Shell Oil Company- Houston, TX
This company needs a bachelor’s degree from an accredited college or university in engineering focusing on petroleum engineering. You must also have at least six years of experience as a professional engineer to be eligible for employment at this company.
Chevron Corporation- San Ramon, CA
To work for Chevron, you must have a degree in engineering from an accredited college or university. The company’s website provides a list of the fields considered acceptable degrees within this field. You must also have at least six years of work experience as a petroleum engineer to be eligible for employment with this company.
ConocoPhillips- Houston, TX
To be eligible for employment with this company, you must have a bachelor’s degree from an accredited college or university in engineering. You must also have at least four years of professional engineering experience to apply for this position.
Chevron Corporation- San Ramon, CA
This is an international oil and gas company that looks for experienced engineering candidates with a bachelor’s degree in petroleum engineering. You must also have at least four years of professional engineering experience before applying for this position.
14. Online Courses to Study Petroleum Engineering
Of course, aspiring petroleum engineers can always go online to get college-level instruction on the subject. Here are some of the most popular courses available for this branch of engineering:
Introduction to Petroleum Engineering by Coursera
This free course provides a comprehensive introduction to the field of petroleum engineering. You’ll learn about topics such as resource recovery, production operations, and reservoir engineering.
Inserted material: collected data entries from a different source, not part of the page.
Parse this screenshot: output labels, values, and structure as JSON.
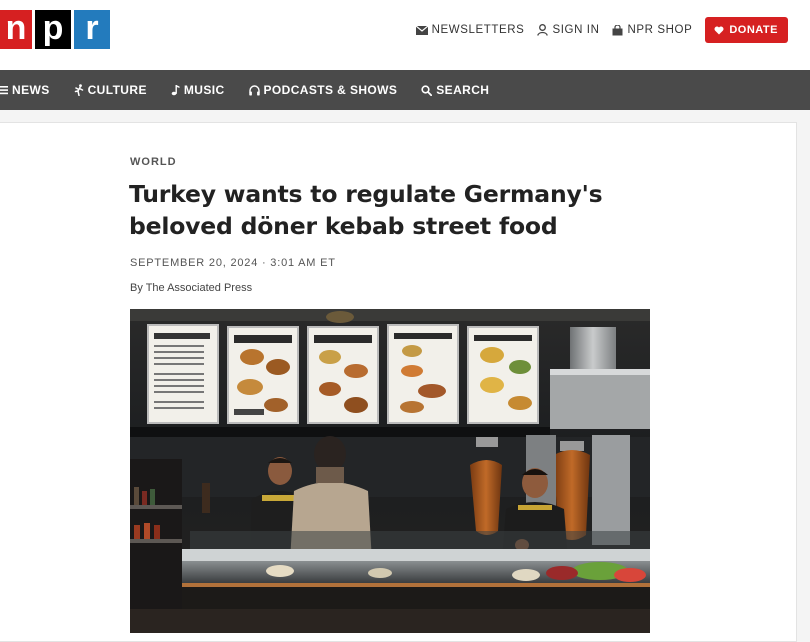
{
  "brand": {
    "letters": [
      "n",
      "p",
      "r"
    ]
  },
  "utility": {
    "newsletters": "NEWSLETTERS",
    "sign_in": "SIGN IN",
    "shop": "NPR SHOP",
    "donate": "DONATE"
  },
  "nav": {
    "items": [
      {
        "label": "NEWS",
        "icon": "menu-icon"
      },
      {
        "label": "CULTURE",
        "icon": "figure-icon"
      },
      {
        "label": "MUSIC",
        "icon": "music-note-icon"
      },
      {
        "label": "PODCASTS & SHOWS",
        "icon": "headphones-icon"
      },
      {
        "label": "SEARCH",
        "icon": "search-icon"
      }
    ]
  },
  "article": {
    "slug": "WORLD",
    "headline": "Turkey wants to regulate Germany's beloved döner kebab street food",
    "date": "SEPTEMBER 20, 2024 · 3:01 AM ET",
    "byline": "By The Associated Press"
  },
  "colors": {
    "brand_red": "#d62021",
    "brand_blue": "#237bbd",
    "nav_bg": "#4a4a4a"
  }
}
This course also provides an introduction to petroleum engineering. You’ll study topics such as the nature of crude oil, production engineering, and oil fields.
Petroleum Engineering by edX
In this course, you’ll learn all about the duties of a professional petroleum engineer. The instructors for this course will detail how students can prepare
Petroleum refining demystified – Oil & Gas industry by Udemy- This online course is designed to understand the oil and gas industry better. You’ll learn about topics such as reservoir engineering, refining, and petrochemicals in this three-hour program.
Introduction to Petroleum Engineering by Iversity
This free course is another comprehensive introduction to the field of petroleum engineering. You’ll learn how oil and gas are found and extracted from the Earth in this online program.
Petroleum engineering is a challenging and rewarding field. If you’re considering entering this profession, be sure to do your research so that you can find the right program for you. Once you have completed your education, it will be essential to get as much experience as possible to prepare yourself for a successful career. We wish you the best of luck on your journey to becoming a petroleum engineer!